1.1    Klager en zijn ex-echtgenote zijn ouders van een minderjarige dochter (hierna: het kind). Partijen hebben een gerechtelijke procedure gevoerd over de zorgregeling. Verweerster heeft de ex-echtgenote in die procedure als advocaat bijgestaan. Ook klager heeft bijstand gehad van een advocaat. 
1.2    Bij beschikking van 3 maart 2023 heeft de (kinder-)rechter van de rechtbank Rotterdam bij wijze van voorlopige voorziening een zorgregeling vastgesteld, waarbij onder meer is bepaald dat het kind elke week vanaf dinsdag uit school tot woensdagavond l7:00 uur (voor het avondeten) bij klager verblijft.   
1.3    Bij e-mail van 29 mei 2023 (9:48 uur) heeft verweerster klagers advocaat laten weten dat haar cliënte het niet meer in het belang van het kind vond om uitvoering te geven aan de zorgregeling, omdat zij zich zorgen maakte over de veiligheid van het kind. Verweerster schrijft in dat verband: “Helaas heeft cliënte moeten constateren dat uw cliënt zich niet aan zijn toezegging houdt welke hij heeft gedaan tijdens de voorlopige voorziening. De man had immers uitdrukkelijk toegezegd geen (drugs) te zullen gebruiken als hij zorg heeft over het kind. Helaas heeft cliënte moeten constateren dat uw client zich hier niet aan houdt. Ook stelt de vrouw dat [het kind] oververmoeid terugkomt van omgang waarbij zij extreem veel parfum op heeft, de vrouw kan dit niet anders verklaren dan om drugs geur te verhullen, alsmede zijn er zorgwekkende toezeggingen vanuit het kind waaruit de vrouw constateert dat de man zich niet aan de afspraak houdt. Ook heeft de vrouw een foto gezien waarop blijkt dat uw cliënt zich niet aan de toezegging houdt. De vrouw acht onder deze omstandigheden omgang niet in het belang van het kind en maakt zich zorgen over haar veiligheid. Cliënt acht (op dit moment) de omgang niet meer in het belang van het kind en heeft genoodzaakt besloten de omgang per direct te stoppen.” 
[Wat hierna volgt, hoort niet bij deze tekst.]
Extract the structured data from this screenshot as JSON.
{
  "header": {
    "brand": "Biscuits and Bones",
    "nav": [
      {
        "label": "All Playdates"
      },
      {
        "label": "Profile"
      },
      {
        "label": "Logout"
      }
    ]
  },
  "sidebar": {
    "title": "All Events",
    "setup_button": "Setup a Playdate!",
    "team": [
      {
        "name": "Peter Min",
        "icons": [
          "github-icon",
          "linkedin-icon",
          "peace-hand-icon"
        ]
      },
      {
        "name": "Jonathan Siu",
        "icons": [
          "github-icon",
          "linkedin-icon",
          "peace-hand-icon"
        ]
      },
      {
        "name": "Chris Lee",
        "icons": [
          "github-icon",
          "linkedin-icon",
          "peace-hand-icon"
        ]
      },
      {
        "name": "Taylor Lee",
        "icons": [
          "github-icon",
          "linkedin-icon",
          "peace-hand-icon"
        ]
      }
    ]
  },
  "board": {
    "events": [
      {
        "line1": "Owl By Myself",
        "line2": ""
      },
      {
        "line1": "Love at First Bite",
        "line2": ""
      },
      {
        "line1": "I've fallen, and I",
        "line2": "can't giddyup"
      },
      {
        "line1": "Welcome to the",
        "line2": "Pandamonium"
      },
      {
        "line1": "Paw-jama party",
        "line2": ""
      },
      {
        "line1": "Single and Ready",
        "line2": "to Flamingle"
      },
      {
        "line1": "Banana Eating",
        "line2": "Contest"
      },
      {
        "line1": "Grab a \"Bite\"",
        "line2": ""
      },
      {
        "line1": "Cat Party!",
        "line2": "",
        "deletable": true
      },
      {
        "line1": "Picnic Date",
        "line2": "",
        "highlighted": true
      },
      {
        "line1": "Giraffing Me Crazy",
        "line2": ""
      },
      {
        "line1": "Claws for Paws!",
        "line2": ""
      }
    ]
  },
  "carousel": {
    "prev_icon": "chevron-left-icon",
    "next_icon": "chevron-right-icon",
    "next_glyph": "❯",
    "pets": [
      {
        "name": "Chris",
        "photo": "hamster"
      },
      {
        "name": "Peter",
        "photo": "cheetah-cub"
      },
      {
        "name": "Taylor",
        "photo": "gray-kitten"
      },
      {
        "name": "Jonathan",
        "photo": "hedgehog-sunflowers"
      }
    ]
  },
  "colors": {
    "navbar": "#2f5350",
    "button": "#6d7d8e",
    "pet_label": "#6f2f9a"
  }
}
1.4    Bij e-mail van 29 mei 2023 (10:39 uur) heeft de advocaat van klager verweerster als volgt geantwoord, voor zover relevant: “U heeft geen enkel bewijs voor uw stelling. Uw cliënte pleegt een strafbaar feit mocht zij doorzetten. Mijn cliënt zal een klacht tegen u indienen omdat u escalerend handelt. U doet er goed aan zaken niet op te blazen Mijn cliënt haalt [het kind] gewoon van school.”
1.5    Bij e-mail van 29 mei 2023 (11:10 uur) heeft verweerster de advocaat van klager ter onderbouwing van haar standpunt een foto gestuurd en geschreven, voor zover relevant: “Bijgaand treft u aan het bewijs (foto) waar u om verzocht. De foto spreekt voor zich. Er is softdrugs op te zien op een plek waar het kind bij kan alsmede bereiding attribuut. De vrouw maakt zich zorgen om het kind nu uw client zich kennelijk niet aan zijn toezegging houdt om geen (soft)drugs naast het kind te gebruiken.”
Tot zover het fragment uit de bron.